Indeed, helicopter tours have steadily become the latest fad foreigners flock to book, while visiting Turkey's most populated city.
"We've been organizing individual helicopter tours in Istanbul since 2000, and our 15-minute regular tourist tours on Sundays began in April this year," said Kemal Suler, the general manager of Kaan Air, one of two main companies along with Sancak Air that provides helicopter tours in the city. "We've had 200 customers since August. The demand has been increasing by the day."
The company offers a variety of "flight-seeing" routes, from the Golden Horn to the historic peninsula, the Bosporus and the nearby Prince's islands.
"We've had some customers who took the same tour three times. Some people ask if there is another tour, which takes longer, while others say they will come and fly again with friends," Suler said.
Sevinç Akdoğan, who works for tour operator GeziciYAK – which has been organizing helicopter tours since 2006 – said helicopters are a unique choice for their customers.

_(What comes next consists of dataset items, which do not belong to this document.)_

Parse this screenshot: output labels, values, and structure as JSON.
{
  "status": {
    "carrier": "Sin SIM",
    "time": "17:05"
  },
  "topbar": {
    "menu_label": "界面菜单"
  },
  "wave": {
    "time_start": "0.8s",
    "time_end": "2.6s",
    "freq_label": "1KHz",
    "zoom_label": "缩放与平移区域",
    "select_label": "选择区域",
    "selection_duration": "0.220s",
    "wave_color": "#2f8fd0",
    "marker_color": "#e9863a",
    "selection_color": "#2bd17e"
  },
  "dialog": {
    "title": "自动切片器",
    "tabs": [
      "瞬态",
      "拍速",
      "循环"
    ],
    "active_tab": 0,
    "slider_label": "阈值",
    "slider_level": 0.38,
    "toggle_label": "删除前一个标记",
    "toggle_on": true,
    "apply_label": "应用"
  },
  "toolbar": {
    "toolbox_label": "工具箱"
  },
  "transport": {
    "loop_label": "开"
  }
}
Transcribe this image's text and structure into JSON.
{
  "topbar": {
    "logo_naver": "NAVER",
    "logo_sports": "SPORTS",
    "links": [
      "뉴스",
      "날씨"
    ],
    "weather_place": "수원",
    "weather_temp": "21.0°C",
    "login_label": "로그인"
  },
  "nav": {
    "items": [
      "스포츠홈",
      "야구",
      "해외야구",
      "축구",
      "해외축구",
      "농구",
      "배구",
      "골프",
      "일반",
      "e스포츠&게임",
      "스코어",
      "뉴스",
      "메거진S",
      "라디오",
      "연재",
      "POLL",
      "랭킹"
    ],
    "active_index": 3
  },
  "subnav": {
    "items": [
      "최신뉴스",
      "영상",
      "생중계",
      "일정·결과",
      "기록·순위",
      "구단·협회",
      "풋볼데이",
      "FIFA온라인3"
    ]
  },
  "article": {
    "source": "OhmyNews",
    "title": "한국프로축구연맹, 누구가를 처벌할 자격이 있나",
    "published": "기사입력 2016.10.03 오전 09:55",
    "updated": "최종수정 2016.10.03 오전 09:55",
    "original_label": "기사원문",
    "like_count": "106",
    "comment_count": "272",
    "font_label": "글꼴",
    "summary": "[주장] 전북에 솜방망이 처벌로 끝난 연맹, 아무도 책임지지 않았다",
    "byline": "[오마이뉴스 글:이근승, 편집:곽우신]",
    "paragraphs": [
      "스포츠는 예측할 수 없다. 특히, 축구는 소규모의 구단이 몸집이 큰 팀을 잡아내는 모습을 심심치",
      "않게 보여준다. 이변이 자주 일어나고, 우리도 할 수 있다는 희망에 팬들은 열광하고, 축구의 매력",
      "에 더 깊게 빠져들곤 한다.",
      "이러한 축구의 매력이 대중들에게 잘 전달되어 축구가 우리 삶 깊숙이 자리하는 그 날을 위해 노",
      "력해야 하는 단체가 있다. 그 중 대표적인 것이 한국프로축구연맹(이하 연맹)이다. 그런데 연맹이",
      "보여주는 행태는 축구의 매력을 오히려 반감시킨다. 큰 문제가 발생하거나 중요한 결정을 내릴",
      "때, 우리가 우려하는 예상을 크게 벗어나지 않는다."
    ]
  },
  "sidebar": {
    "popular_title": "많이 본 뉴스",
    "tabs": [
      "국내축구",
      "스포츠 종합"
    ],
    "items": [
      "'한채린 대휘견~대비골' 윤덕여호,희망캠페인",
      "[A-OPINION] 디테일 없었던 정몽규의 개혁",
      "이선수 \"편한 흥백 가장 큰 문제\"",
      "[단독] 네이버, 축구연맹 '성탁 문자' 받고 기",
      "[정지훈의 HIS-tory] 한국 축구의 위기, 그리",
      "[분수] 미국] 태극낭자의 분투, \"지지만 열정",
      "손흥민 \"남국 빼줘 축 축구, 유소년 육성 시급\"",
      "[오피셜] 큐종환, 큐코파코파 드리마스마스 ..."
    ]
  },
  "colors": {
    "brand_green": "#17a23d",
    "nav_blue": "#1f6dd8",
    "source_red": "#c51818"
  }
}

"Almost everyone knows what traveling by plane means, but less have had a helicopter adventure. It is a very different and exciting experience especially during takeoff and landing. Some people prefer helicopter tours to experience the adrenaline, others want to have special moments with their loved ones, and a majority wish to see the touristic sites of Istanbul from the air," she said.
For 15-minute Istanbul tours, Kaan Air offers seats next to the pilot at TL 149 ($66) per person. Window seats cost TL 99 ($44), while middle seats are sold for TL 49 ($22).
Turkey's first air taxi company, Sancak Air, established in 1978, focuses on an air taxi service rather than regular helicopter tours.
"We have four helicopters that we use for air taxi services. They fly around 70 hours a month," said Berkant Evdan, a tour operator and planning specialist with Sancak Air.
Air taxi services, at more than TL 1,000, are much more expensive than regular tourist tours because they are tailored to the customers' wishes. The customer is picked up whenever and wherever they want and dropped off at the location of their choice.
Moreover, they shorten travel-time significantly and provide an alternative in traffic-infested Istanbul.
Indeed, Istanbul is the second-worst city after Moscow in terms of traffic congestion in Europe, according to TomTom, a Dutch manufacturer of navigation systems.
But, air taxis are also used for celebratory purposes. "Around 20 percent of air taxi services include customers who want to arrange a marriage proposal or to celebrate a loved one's birthday," Evdan said.
Still, the majority of tourists simply wish to benefit from a unique vantage point to admire Istanbul's architectural gems.
"The number of tourists coming from the Middle East as well as America and Europe for 30, 45 or 60 minute individual tours are greater than the number of Turks," said Suler.
However, winter adds a damper to tourists' wishes of escape through flight, as there is a 25 percent decrease in sales because of harsher weather conditions, Akdoğan added.